Rusakov, Konstantin Viktorovich
Rusakov, Konstantin Viktorovich
Born Dec. 18 (31), 1909, in the city of Toropets, in what is now Kalinin Oblast. Soviet party and state figure. Hero of Socialist Labor (1979). Member of the CPSU since 1943.
The son of a peasant, Rusakov graduated from the M. I. Kalinin Leningrad Polytechnic Institute in 1930. From 1930 to 1939 he held a series of engineering and management positions in construction trusts in Leningrad, Leninakan, and Irkutsk. From 1939 to 1953 and from 1955 to 1957, Rusakov occupied a series of posts at the People’s Commissariat (from 1946, the Ministry) of the Fishing Industry of the USSR; after serving on the staff of the ministry, he held the offices of deputy minister, first deputy minister, and minister.

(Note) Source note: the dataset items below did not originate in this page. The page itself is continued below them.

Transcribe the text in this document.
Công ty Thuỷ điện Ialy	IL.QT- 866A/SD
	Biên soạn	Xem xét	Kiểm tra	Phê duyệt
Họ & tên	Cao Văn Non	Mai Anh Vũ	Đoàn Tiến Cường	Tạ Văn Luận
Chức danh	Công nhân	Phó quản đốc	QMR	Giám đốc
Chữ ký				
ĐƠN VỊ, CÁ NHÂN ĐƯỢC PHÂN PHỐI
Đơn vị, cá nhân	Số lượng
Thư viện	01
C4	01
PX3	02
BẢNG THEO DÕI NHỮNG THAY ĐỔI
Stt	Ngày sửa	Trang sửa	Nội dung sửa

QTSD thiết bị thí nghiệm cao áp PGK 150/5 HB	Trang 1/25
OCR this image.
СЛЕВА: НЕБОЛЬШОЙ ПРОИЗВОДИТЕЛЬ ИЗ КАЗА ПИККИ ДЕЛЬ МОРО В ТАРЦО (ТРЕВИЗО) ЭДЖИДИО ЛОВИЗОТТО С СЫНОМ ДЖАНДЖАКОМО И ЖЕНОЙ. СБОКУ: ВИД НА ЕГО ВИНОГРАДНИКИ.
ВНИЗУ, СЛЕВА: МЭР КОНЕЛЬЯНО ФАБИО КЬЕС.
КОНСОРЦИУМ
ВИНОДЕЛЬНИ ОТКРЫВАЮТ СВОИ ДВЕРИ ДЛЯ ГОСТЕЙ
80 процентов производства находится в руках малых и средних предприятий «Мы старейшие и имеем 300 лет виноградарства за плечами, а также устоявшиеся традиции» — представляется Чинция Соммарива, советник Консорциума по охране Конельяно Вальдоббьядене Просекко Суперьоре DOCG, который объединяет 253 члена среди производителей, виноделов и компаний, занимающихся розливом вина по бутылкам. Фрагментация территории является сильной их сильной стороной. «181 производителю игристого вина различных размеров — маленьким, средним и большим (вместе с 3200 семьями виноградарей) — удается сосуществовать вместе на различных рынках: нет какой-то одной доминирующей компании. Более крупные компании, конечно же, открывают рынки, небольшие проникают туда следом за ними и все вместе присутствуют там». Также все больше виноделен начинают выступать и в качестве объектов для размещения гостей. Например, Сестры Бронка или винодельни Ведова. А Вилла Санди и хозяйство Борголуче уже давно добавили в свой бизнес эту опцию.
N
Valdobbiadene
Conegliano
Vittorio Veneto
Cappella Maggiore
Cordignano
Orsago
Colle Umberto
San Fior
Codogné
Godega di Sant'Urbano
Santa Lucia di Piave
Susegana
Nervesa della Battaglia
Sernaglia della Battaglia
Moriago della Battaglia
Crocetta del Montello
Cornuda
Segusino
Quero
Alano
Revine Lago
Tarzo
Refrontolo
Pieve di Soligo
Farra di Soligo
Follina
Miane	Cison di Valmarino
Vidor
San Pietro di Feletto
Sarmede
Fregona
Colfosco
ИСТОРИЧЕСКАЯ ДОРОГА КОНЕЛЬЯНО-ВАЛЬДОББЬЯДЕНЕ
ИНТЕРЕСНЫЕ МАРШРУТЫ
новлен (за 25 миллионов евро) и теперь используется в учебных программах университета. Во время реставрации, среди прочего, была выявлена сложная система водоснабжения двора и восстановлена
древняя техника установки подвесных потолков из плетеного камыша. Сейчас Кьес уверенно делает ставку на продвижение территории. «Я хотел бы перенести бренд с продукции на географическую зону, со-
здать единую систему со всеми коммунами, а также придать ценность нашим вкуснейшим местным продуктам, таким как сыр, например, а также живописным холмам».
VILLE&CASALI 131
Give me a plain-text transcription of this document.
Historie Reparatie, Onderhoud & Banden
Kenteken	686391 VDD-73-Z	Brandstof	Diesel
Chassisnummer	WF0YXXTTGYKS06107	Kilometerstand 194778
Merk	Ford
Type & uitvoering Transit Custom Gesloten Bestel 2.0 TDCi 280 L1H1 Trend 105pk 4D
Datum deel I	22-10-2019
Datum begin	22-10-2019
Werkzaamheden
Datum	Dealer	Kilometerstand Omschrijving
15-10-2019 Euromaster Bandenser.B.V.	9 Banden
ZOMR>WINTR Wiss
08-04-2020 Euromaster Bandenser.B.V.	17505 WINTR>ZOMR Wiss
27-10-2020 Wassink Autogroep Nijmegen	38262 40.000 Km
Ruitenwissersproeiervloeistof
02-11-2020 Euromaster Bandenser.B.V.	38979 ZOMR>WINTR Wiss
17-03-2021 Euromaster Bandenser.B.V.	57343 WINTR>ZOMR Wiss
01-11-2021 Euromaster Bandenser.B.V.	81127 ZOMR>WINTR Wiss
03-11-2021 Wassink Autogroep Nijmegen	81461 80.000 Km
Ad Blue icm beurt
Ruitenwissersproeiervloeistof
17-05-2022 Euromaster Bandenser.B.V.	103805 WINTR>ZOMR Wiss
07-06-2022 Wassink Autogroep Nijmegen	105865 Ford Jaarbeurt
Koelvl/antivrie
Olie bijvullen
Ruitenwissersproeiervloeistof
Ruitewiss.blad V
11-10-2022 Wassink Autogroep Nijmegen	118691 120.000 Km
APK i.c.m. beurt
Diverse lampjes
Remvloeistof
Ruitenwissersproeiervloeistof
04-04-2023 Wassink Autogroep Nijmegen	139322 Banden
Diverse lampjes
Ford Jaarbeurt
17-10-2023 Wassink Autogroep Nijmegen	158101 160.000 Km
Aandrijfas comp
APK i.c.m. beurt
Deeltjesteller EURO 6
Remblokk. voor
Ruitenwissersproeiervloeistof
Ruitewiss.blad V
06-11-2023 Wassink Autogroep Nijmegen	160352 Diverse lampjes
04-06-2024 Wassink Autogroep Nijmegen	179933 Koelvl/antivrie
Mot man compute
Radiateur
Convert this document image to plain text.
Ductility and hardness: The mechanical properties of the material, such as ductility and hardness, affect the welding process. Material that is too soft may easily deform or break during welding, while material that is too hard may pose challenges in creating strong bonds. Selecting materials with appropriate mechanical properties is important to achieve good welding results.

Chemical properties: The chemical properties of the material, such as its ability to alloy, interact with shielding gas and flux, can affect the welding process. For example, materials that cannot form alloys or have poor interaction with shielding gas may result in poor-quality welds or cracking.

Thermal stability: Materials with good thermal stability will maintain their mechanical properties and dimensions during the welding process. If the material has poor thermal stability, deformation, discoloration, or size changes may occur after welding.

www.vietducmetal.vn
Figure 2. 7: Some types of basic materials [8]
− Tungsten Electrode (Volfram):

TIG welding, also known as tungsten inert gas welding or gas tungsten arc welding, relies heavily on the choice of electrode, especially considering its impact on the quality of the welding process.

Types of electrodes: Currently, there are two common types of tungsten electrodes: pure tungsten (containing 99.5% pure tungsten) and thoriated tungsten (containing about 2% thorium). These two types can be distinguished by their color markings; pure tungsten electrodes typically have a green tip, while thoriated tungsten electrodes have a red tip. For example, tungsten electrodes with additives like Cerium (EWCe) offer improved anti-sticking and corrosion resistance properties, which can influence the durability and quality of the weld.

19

From 1953 to 1955, Rusakov was a member of the staff of the Council of Ministers of the USSR. He was in the diplomatic service from 1958 to 1960 and was also ambassador extraordinary and plenipotentiary of the USSR to the Mongolian People’s Republic from 1962 to 1964.
Rusakov was a member of the administrative apparatus of the Central Committee of the CPSU from 1960 to 1962 and again for a period beginning in 1964. He served as head of a department of the Central Committee from 1968 to 1972 and as assistant to the general secretary of the Central Committee from 1972 to 1977. In 1977, Rusakov was made secretary, and head of a department, of the Central Committee. He served as a member of the Central Auditing Commission of the CPSU from 1966 to 1971, when he became a member of the Central Committee of the CPSU.
A deputy to the seventh through tenth convocations of the Supreme Soviet of the USSR, Rusakov has been awarded three Orders of Lenin, two other orders, and various medals.